Tuesday, September 13, 2016

And for a complete change of pace....Some Jazz


I really love 20's and 30's Jazz along with the other fucking millions of things that float my personal sonic boat. I like sounds and different things for different times of day/year/states of mind/etc...


Thesaurus of Classic Jazz (1959)

So there's this 4 lp set of recordings from NYC done between 1926 & 1928 featuring a whole host of folks who have been more or less forgotten and left by the wayside. The most famous of which are perhaps the Dorsey Brothers who went onto some renown later on with their big bands and discovered a singer named Frank Sinatra. But for the most part Jazz recording in New York seemed to be based around different combos of the same 15 or so main guys. The Discogs listing gives the player breakdown track by track for anybody who's actually interested.

For my money the player that appears most frequently here and who gets just about zero credit for his contribution to the history of early Jazz is Miff Mole. He played on shit tons of dates and pretty much invented jazz trombone and was a fucking killer player, but time hasn't been kind to his legacy.

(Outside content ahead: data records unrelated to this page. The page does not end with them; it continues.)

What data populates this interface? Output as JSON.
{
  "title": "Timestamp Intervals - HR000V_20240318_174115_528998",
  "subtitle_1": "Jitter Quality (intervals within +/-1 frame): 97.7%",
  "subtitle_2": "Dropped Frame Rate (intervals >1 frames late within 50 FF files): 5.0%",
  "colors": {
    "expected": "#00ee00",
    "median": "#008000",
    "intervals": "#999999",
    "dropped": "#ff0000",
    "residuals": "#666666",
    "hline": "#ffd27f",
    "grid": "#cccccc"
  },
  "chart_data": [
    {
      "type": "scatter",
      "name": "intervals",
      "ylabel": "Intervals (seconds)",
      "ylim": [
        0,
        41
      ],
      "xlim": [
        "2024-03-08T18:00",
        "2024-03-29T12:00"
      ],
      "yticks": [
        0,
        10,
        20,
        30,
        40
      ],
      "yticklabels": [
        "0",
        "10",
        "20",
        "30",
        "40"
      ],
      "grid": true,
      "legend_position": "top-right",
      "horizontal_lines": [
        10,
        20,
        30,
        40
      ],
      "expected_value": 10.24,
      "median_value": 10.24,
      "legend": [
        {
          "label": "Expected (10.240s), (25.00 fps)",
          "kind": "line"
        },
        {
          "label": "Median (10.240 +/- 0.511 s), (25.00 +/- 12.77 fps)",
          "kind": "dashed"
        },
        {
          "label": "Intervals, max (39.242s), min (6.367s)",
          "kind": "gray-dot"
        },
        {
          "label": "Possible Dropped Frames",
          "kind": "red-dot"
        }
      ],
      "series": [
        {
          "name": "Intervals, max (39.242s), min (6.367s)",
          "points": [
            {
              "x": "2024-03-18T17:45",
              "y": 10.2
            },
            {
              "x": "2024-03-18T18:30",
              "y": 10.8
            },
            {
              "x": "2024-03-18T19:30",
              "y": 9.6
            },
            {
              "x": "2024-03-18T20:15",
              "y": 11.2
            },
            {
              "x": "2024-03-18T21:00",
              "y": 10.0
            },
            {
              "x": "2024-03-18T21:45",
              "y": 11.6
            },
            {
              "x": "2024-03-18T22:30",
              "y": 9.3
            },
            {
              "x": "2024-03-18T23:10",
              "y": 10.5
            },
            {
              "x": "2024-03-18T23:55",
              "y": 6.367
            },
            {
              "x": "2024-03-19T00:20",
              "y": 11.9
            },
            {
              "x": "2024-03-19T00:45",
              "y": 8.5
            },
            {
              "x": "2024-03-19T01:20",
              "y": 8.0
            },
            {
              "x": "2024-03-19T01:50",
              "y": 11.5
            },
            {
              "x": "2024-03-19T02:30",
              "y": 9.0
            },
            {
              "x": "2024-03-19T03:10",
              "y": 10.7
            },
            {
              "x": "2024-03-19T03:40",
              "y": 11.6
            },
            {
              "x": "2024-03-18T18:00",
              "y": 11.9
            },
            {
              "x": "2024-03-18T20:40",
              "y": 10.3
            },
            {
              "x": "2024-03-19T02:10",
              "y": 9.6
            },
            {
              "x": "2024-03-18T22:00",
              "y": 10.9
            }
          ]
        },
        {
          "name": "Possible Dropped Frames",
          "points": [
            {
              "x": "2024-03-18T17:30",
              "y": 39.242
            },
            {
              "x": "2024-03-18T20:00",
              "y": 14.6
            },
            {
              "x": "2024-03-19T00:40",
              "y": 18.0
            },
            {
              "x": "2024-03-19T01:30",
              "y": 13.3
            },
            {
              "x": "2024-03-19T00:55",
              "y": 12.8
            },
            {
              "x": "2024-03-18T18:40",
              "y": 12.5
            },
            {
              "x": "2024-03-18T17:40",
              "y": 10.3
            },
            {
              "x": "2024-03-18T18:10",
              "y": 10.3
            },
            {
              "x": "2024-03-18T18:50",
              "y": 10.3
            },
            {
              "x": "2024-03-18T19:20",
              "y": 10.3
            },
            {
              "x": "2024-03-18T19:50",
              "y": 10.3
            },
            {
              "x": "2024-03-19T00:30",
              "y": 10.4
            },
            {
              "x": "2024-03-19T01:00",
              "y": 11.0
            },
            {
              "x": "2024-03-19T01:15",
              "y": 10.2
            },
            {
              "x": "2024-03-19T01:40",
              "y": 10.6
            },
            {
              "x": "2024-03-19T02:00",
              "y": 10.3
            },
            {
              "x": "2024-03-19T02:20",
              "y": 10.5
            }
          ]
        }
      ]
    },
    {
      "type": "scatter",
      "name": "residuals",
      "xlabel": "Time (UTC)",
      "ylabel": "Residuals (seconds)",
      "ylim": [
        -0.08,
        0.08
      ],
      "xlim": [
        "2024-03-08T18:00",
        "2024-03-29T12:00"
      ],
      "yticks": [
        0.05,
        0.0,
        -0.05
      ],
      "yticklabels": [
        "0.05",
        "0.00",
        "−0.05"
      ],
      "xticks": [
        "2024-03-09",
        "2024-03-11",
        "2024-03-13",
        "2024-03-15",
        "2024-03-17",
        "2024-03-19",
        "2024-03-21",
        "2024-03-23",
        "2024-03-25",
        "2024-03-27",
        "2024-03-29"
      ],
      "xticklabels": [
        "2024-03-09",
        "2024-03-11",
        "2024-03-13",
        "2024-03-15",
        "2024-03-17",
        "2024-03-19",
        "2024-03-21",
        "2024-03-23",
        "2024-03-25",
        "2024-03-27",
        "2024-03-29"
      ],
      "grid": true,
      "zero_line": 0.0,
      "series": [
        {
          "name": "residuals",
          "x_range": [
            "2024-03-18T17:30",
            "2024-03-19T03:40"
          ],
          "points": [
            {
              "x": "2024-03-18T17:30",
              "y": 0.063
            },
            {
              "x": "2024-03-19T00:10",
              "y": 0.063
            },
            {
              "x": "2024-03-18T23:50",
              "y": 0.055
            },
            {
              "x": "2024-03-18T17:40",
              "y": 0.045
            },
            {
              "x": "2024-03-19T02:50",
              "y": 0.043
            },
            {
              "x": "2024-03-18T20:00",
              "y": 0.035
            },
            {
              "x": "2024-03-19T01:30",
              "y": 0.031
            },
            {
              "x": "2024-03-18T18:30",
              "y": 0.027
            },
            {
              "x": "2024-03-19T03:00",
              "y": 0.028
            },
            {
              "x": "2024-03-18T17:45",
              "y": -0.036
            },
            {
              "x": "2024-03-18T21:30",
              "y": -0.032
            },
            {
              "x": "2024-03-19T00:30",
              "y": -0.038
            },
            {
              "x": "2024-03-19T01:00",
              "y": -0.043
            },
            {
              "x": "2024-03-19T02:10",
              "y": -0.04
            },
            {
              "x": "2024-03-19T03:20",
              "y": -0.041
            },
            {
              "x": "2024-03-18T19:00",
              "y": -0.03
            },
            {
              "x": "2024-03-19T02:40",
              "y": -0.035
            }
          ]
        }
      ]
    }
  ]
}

But for most people these days, this kind of stuff is really specialized listening. Few people have much interest in 90 year old recordings of music that was almost already old fashioned before the decade that spawned was over. But it's still some killer shit. 
These recordings were done live. There were no overdubs. Not nets. You had three minutes to get your glory onto the wax and you'd better be ready the first time. This was what you'd hear when you went out to a club and what you'd dance and drink to in whatever dingy speakeasy you managed to find your way into for a some hootch during Prohibition. This is the real deal red hot jazz.

Another reason that I wanted to post this is that the transfers here are actually really pretty fucking good. The recordings sound better than you'd expect. Sure they've filtered a bunch of high end noise off and added a shit ton of reverb to help fill things out, but they did manage to make the music sound much more present than a lot of other versions of these recordings I've heard. Maybe it's that in 1959 when they made their transfers the source material was only 20 or so years old. I don't know. I'm pleased with it.

I also don't expect that this will be a popular post amongst the folks who frequent this little corner of the internet, but I'm posting it mostly for myself.  You can choose or not choose to see what all the hubbub is about.